1 de junio de 2011

Imagen difusa

Recuerdo el día que llegué en la madrugada y abrí la puerta del ropero y la encontré, acurrucada, rayando con una piedra frases de Baudelaire. Y me miró. Entonces quedé perplejo, tapando con mis manos las estúpidas gotas que intentaban desprenderse de mis ojos. Verla ahí, tan indefensa, tan solitaria, tan siendo ella, con esos aires desolados que salían por debajo de su traje blanco percudido…        
Cuando se levantó y me observó no pude sostener la mirada; rompí nuevamente en llanto al saber que por más que la tuviese al frente no podría rozar siquiera su enredado cabello.
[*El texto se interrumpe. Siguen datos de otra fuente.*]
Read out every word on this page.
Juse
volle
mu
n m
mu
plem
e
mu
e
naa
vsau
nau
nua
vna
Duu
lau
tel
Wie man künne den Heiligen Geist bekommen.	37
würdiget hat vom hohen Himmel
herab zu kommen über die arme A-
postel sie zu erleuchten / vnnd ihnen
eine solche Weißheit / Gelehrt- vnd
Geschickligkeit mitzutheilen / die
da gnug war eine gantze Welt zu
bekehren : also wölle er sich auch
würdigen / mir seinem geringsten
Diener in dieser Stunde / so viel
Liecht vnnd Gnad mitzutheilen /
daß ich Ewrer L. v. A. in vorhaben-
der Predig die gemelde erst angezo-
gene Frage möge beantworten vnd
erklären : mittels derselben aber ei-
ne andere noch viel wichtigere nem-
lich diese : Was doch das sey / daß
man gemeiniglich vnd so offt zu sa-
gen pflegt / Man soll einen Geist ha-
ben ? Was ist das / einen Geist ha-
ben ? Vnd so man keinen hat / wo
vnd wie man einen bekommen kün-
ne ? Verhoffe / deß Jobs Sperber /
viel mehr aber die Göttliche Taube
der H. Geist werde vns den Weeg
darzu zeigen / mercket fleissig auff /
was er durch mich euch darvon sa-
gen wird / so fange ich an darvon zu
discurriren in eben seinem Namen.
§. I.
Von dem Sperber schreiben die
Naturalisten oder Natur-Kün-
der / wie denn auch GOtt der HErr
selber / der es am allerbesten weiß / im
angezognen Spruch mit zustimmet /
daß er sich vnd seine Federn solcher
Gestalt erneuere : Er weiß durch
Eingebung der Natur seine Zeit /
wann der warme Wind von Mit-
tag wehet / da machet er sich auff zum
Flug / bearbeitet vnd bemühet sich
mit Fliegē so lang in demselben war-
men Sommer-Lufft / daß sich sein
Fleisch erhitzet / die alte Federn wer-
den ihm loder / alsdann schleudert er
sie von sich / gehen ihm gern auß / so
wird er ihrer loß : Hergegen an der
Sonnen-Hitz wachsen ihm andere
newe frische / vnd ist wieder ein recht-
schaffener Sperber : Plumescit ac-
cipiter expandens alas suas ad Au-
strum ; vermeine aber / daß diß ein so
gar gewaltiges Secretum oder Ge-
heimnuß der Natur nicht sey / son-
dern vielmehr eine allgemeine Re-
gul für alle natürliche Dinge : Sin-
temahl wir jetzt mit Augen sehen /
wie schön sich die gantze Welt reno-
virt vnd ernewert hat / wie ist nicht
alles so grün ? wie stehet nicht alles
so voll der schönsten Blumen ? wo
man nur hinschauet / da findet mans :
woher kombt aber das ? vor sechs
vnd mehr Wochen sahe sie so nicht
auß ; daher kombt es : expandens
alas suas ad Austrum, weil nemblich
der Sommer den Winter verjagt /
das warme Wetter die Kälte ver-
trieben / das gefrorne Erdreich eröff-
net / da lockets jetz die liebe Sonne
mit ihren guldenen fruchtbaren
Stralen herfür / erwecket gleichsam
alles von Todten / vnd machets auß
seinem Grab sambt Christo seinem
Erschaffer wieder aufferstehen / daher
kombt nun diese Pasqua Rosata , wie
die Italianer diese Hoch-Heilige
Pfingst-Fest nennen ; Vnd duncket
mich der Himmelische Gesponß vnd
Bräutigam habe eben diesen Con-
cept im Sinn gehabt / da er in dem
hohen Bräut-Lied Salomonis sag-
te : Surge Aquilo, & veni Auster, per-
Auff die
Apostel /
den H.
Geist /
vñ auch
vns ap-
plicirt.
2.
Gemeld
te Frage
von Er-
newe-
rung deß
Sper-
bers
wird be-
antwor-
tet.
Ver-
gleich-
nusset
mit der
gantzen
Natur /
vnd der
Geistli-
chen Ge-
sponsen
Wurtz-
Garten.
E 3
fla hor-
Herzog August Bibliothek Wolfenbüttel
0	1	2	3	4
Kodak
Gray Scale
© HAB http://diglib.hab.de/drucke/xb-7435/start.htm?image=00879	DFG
Ella tomó mi cabeza y de nuevo intentó besarme. Pero era absurdo: no había posibilidad alguna de al menos olfatear sus mejillas blanquísimas.
Y llegué a pensar que tal vez era mi prevención hacia el momento el culpable de aplacar en la puerta la daga de aquella deidar olímpica, o simplemente que mi tiempo junto a ella y junto al mundo había llegado a su final.
Ni una palabra. Ni un suspiro podía desprenderse de su boca brillante que alteraba los movimientos de sus labios en tono de desesperación. Tan cerca y a la vez tan alejada; como un retrato, como la simple bocanada que expulsé cuando la conocí. 
Pese a todo intentaba inútilmente cruzar mis labios con su boca, cortar el celofán que envolvía su rostro, pero el entorno y la lógica sinsentido rompían toda ambición por recuperar esa mágia, aquella que nos había hechizado en esta remota habitación.
Me miraba. La miraba. Los sueños despertaban de su encantamiento, intentando esculpir, a lo sumo, un amor que había muerto, que se había evaporado como mi vida, como el viento que me hacía un humilde espectador de su camino a la ventana.
Saber que la había perdido aún sintiendola a mi lado hacía disipar toda esperanza por la vida. Guíaba mi rumbo hacia el licor, hacia la austeridad del tabaco a las tres de la mañana. Con ese humo que aparecía disperso en mis sueños. Ése mismo que en la vida se hacía polvo. Como las semillas de cicuta mezcladas al café a la tardecita que tomaba mirando sus fotografías.
Frente al miedo que surgía cuando llegaba al dormitorio, me aferraba a la idea de poder encontrar su rostro trasparentado, que se fusionaba con el resplandor de las estrellas, al verla sentada tejiendo en el sillón del balcon oscuro, para por lo menos observarla desaparecer como todas las noches, como todas las mañanas, en cada momento que mi corazón la necesitaba y ella emergía de aquella pesadilla sin final.
Calipso… Tan mía y tan de nadie. ¿Desde dónde me mirarás en éste preciso instante en el que estoy ad postas de dejarme vencer por el olvido, de entregarme a las malditas circunstancias de la vida y no aferrarme más a tu recuerdo? El album se está cerrando, y tu difusa imagen será tapada con el velo del pasado, pese a ello en mi corazon siempre existira un trono vacío para que te avecines a su paño. Lo hagas propio. Pues en él se guardará por toda la eternidad un espacio adscrito, que sólo podrá ser cerrado con el eco de tu memoria.

Carlos Rodríguez

1 comentario:

  1. Siempre teme uno que el tiempo borre las imágenes amadas y por eso nos aferramos a los recuerdos. Es un texto sentido y profundo Carlos. Te felicito.